Facebook (FB) rose nearly 4% back above the $50 mark today. The gains came on a company announcement that it now plans to sell advertising over its Instagram photo-sharing service. Even prior to today's gains, Facebook stock is up 17% in the last month on a number of upgrades. It has climbed 76% year-to-date as it masters advertising on mobile devices.

Tesla (TSLA) climbed more than 4% today following two days of steep declines. The stock had shed about 9% after the release of a video showing a Model S sedan on fire. The driver of the vehicle in question claims the flames erupted after he ran over metal debris on a highway. Tesla shares are still up nearly 400% since the start of the year.

Adobe (ADBE) moved fractionally higher despite word of a hack attack. The software giant says software code in some of its most popular programs including Adobe Acrobat has been stolen. Data about millions of customers was also accessed. Adobe says it discovered the breach about two weeks ago, and so far there's no evidence of any cyber attacks.

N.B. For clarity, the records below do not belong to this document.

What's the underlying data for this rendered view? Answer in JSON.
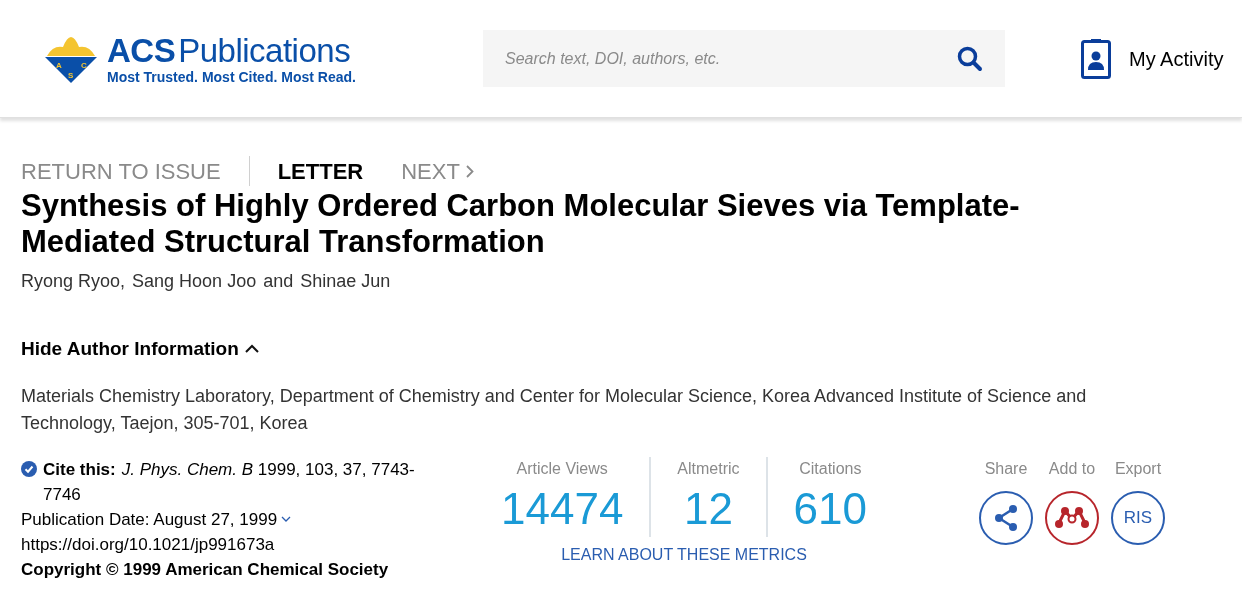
{
  "header": {
    "logo": {
      "wordmark_bold": "ACS",
      "wordmark": "Publications",
      "tagline": "Most Trusted. Most Cited. Most Read.",
      "emblem_letters": [
        "A",
        "C",
        "S"
      ]
    },
    "search": {
      "placeholder": "Search text, DOI, authors, etc."
    },
    "my_activity": "My Activity"
  },
  "article_nav": [
    {
      "label": "RETURN TO ISSUE",
      "selected": false,
      "kind": "link"
    },
    {
      "label": "LETTER",
      "selected": true,
      "kind": "type"
    },
    {
      "label": "NEXT",
      "selected": false,
      "kind": "next"
    }
  ],
  "title": "Synthesis of Highly Ordered Carbon Molecular Sieves via Template-Mediated Structural Transformation",
  "authors": [
    "Ryong Ryoo,",
    "Sang Hoon Joo",
    "and",
    "Shinae Jun"
  ],
  "author_info": {
    "toggle": "Hide Author Information",
    "expanded": true,
    "affiliation": "Materials Chemistry Laboratory, Department of Chemistry and Center for Molecular Science, Korea Advanced Institute of Science and Technology, Taejon, 305-701, Korea"
  },
  "citation": {
    "label": "Cite this:",
    "text": "*J. Phys. Chem. B* 1999, 103, 37, 7743-7746",
    "publication_date": "Publication Date: August 27, 1999",
    "doi": "https://doi.org/10.1021/jp991673a",
    "copyright": "Copyright © 1999 American Chemical Society"
  },
  "metrics": [
    {
      "label": "Article Views",
      "value": "14474"
    },
    {
      "label": "Altmetric",
      "value": "12"
    },
    {
      "label": "Citations",
      "value": "610"
    }
  ],
  "metrics_link": "LEARN ABOUT THESE METRICS",
  "actions": [
    {
      "label": "Share",
      "kind": "share"
    },
    {
      "label": "Add to",
      "kind": "mendeley"
    },
    {
      "label": "Export",
      "kind": "ris",
      "text": "RIS"
    }
  ]
}
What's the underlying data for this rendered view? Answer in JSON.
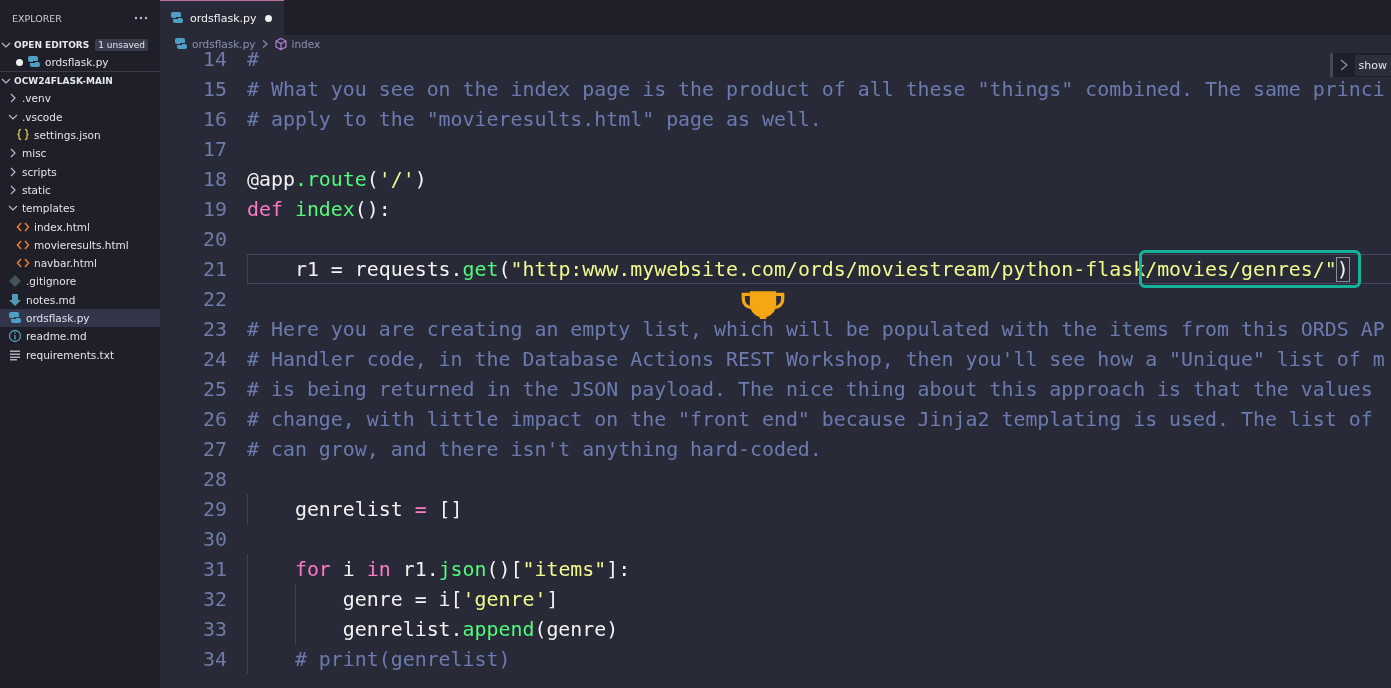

Sotheby's (BID) shares were flat despite news that the auction house has adopted a poison pill to fend off activist investor Daniel Loeb. Sotheby's will now bar any investor from accumulating more than 10% of its shares. Loeb already holds close to that amount. He could still buy more, but under the plan Sotheby's could then issue more shares diluting his stake. Loeb recently issued a letter accusing Sotheby's of failing to embrace modern art sales, missing opportunities, and overpaying CEO Bill Ruprecht.